Active volcanoes were detected on Jupiter's innermost moon by the Voyager I spacecraft in 1979, and Io soon gained the title of "most volcanically active body in the Solar System" – it produces 100 times more lava than the Earth each year, despite being around one-third smaller. Energy to produce such prolific volcanism comes from intense tidal interactions with Jupiter, which stretches and squeezes tiny Io as it orbits the giant planet.

Newly analysed data of Io's interaction with Jupiter's magnetic field reveals that Io possesses a subsurface ocean of molten or partially molten magma 30-50 kilometres beneath its crust, making up at least 10 percent of the moon’s mantle by volume and likely exceeding temperatures of 1,200 Celsius.

The internal structure of Jupiter's moon Io as revealed by data from NASA's Galileo spacecraft. The low-density crust about 30 to 50 kilometres thick is shown in grey, the newly discovered subsurface magma ocean is shown in red-brown beneath the crust, and the mantle is shown in gold. Variations in the magnetic field line signatures from Jupiter (blue) revealed Io's internal structure. Image: NASA/JPL/University of Michigan/UCLA.

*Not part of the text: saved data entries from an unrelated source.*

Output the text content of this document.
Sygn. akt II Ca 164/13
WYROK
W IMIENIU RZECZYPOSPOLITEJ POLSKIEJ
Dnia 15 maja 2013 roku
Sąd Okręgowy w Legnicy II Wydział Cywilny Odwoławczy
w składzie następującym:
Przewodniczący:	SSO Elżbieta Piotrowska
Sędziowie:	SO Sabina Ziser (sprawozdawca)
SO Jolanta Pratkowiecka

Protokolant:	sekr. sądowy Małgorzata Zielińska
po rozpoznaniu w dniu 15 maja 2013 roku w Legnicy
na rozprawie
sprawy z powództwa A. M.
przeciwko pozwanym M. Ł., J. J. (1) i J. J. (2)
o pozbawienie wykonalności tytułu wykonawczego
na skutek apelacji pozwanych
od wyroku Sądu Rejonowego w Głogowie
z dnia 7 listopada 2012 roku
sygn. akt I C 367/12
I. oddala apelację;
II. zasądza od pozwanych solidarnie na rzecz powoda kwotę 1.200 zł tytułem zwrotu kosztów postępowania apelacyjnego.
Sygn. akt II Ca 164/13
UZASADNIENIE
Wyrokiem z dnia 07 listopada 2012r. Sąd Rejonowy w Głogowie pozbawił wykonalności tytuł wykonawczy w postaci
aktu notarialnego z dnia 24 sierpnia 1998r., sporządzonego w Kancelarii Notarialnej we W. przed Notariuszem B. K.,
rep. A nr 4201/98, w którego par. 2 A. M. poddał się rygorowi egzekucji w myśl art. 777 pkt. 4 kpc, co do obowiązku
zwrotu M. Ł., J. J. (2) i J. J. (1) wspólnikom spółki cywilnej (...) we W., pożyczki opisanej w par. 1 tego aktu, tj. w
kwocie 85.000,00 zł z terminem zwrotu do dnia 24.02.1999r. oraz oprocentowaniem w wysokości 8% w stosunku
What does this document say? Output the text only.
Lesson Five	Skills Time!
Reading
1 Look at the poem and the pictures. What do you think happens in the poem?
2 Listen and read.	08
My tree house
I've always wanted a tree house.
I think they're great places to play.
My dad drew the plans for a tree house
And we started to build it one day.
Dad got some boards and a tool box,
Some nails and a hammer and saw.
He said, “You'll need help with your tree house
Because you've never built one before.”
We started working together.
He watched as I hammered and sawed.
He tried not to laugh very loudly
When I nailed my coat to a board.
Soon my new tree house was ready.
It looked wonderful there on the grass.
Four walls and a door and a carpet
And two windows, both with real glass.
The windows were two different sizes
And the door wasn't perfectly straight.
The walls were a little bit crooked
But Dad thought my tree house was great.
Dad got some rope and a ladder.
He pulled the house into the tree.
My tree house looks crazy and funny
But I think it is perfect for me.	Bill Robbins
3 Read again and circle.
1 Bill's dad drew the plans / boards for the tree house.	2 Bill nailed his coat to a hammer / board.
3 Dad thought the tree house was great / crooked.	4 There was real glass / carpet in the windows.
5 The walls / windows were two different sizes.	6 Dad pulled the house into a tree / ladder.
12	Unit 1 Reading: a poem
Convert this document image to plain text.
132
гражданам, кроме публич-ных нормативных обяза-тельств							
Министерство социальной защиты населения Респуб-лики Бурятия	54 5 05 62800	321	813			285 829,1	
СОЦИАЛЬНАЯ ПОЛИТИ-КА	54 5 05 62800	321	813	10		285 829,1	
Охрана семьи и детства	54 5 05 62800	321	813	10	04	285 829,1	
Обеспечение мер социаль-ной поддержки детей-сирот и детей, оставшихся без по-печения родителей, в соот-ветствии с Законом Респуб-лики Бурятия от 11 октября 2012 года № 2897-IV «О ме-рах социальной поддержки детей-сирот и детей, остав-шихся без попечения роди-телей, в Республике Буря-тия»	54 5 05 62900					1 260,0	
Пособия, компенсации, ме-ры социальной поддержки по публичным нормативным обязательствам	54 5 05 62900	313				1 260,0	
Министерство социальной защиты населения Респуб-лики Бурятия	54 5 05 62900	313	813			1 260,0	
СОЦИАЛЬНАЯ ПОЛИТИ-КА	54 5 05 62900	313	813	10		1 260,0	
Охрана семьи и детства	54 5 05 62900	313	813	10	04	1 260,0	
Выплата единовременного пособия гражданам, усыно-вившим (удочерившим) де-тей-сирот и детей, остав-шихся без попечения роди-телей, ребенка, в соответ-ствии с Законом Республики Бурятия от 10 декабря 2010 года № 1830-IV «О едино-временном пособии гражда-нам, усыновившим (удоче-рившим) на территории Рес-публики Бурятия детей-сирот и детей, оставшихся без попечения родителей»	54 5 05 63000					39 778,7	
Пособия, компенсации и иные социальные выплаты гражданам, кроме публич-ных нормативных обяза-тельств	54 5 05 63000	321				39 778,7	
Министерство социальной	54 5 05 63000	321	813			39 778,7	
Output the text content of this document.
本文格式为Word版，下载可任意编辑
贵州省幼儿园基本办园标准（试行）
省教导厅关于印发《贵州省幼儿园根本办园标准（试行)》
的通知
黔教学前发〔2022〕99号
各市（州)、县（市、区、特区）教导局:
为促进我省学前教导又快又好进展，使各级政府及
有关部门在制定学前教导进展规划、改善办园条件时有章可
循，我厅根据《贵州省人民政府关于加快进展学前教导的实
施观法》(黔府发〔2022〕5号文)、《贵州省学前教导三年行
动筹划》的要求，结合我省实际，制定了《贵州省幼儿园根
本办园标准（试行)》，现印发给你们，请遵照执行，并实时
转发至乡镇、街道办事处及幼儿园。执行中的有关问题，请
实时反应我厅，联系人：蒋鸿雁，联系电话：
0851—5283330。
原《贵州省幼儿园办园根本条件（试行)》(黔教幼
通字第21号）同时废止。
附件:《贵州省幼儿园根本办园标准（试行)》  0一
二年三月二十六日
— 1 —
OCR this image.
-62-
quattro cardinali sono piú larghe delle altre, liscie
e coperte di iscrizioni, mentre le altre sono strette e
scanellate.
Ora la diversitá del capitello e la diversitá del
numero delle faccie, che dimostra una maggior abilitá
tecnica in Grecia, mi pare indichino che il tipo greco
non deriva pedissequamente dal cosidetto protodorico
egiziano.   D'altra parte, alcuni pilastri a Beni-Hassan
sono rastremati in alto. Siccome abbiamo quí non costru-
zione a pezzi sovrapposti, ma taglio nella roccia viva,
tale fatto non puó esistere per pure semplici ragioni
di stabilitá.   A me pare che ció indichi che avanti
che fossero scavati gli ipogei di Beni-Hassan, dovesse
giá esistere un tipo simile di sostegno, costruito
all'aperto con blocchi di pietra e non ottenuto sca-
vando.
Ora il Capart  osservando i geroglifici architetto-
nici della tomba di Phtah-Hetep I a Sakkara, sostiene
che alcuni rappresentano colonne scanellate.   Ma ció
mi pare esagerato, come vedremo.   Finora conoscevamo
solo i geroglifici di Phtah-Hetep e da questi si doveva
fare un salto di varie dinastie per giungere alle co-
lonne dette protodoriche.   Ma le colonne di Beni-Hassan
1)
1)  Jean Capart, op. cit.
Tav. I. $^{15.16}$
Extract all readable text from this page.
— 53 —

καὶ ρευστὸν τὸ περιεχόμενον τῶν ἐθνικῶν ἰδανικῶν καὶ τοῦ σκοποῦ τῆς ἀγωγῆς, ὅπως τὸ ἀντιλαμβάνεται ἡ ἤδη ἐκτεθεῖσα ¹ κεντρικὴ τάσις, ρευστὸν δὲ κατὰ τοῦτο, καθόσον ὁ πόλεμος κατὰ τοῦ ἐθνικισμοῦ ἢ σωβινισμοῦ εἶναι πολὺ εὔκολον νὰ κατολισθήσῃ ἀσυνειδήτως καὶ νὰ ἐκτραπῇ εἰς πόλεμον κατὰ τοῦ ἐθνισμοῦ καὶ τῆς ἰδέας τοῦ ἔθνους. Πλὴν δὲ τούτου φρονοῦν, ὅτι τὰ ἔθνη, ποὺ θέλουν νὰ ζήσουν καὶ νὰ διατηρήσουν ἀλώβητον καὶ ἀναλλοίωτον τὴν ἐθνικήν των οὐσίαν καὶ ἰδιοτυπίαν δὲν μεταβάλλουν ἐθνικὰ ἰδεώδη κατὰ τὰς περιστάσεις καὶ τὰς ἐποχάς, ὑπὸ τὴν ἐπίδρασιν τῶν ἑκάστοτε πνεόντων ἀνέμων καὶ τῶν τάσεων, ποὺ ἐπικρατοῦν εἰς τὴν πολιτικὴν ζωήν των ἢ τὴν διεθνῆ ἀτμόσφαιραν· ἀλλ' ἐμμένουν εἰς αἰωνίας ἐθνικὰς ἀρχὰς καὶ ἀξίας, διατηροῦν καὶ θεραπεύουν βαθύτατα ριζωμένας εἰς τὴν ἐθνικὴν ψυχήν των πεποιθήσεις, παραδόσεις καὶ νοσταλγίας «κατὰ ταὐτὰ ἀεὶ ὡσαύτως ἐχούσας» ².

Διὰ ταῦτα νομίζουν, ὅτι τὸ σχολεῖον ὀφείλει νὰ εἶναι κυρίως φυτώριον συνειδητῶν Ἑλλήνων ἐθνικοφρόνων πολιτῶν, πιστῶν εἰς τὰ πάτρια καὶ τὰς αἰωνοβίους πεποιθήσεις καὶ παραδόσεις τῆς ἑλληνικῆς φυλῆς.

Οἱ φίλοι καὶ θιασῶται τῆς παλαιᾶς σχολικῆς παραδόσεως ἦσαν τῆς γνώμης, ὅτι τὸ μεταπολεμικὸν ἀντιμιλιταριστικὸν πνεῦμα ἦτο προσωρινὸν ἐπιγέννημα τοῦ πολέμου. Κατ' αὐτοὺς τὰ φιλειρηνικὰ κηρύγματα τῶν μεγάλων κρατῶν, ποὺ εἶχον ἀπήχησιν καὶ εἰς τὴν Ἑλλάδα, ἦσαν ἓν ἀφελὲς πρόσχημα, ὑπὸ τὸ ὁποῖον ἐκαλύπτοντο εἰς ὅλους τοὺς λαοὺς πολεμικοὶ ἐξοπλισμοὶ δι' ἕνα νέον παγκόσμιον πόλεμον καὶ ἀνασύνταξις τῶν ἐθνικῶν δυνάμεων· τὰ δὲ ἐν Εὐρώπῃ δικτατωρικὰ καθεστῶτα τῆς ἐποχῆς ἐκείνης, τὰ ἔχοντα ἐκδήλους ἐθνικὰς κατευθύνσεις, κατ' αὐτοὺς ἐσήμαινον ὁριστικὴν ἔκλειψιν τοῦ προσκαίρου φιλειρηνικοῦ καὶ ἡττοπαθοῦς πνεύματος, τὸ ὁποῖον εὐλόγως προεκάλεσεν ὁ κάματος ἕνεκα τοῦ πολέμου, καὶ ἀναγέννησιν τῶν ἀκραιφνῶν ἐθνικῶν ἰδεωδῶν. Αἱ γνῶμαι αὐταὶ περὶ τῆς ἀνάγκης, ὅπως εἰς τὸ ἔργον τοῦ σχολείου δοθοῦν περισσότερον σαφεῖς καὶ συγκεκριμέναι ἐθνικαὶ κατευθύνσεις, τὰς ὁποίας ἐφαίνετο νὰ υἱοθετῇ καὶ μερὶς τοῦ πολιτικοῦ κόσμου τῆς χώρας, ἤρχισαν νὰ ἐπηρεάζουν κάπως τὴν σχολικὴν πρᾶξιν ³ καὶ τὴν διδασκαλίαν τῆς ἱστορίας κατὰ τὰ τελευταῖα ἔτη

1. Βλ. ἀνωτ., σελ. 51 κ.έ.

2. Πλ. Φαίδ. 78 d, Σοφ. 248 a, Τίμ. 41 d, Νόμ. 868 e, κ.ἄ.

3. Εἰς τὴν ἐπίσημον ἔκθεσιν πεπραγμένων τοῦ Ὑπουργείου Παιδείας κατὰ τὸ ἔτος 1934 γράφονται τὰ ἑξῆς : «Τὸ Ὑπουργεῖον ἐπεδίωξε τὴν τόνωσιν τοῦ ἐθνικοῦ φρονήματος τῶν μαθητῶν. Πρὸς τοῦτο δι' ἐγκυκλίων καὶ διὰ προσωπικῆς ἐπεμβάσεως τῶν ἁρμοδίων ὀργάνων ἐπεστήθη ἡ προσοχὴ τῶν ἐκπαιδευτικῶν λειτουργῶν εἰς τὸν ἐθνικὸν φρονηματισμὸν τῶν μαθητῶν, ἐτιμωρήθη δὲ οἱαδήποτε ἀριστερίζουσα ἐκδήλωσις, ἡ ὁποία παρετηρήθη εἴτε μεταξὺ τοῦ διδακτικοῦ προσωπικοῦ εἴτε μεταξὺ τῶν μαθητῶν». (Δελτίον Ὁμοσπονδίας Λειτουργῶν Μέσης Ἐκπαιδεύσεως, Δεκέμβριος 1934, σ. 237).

“During the final phase of the Galileo mission, models of the interaction between Io and Jupiter’s immense magnetic field, which bathes the moon in charged particles, were not yet sophisticated enough for us to understand what was going on in Io’s interior,” says Xianzhe Jia of the University of Michigan, one of the scientists working on the Galileo data.

As Jupiter rotates, its magnetic field around Io strengthens and weakens, but Io's magma ocean was seen to deflect the varying magnetic field, shielding the inside of the moon from magnetic disturbances such that the magnetic field inside of Io maintained a vertical orientation, even as the magnetic field outside of Io varied. It was these magnetic field signatures that enabled scientists to understand the moon's internal structure.

Lead author Krishan Khurana and former co-investigator on Galileo’s magnetometer team at UCLA is pleased to finally understand where Io’s magma is coming from and have an explanation for some of the mysterious signatures they saw in some of the Galileo’s magnetic field data. “It turns out Io was continually giving off a ‘sounding signal’ in Jupiter’s rotating magnetic field that matched what would be expected from molten or partially molten rocks deep beneath the surface.”

Specifically, the signatures detected by Galileo match a rock type on Earth called Iherzolite, an igneous rock originating from Earth's mantle rich in silicates of magnesium and iron.

“It has been suggested that both the Earth and its Moon may have had similar magma oceans billions of years ago at the time of their formation, but they have long since cooled,” comments Torrence Johnson, a former Galileo project scientist based at NASA’s Jet Propulsion Laboratory but not directly involved in the study. “Io’s volcanism informs us how volcanoes work and provides a window in time to styles of volcanic activity that may have occurred on the Earth and Moon during their earliest history.”

The Galileo spacecraft was deliberately smashed into Jupiter at the end of its eight year mission in 2003.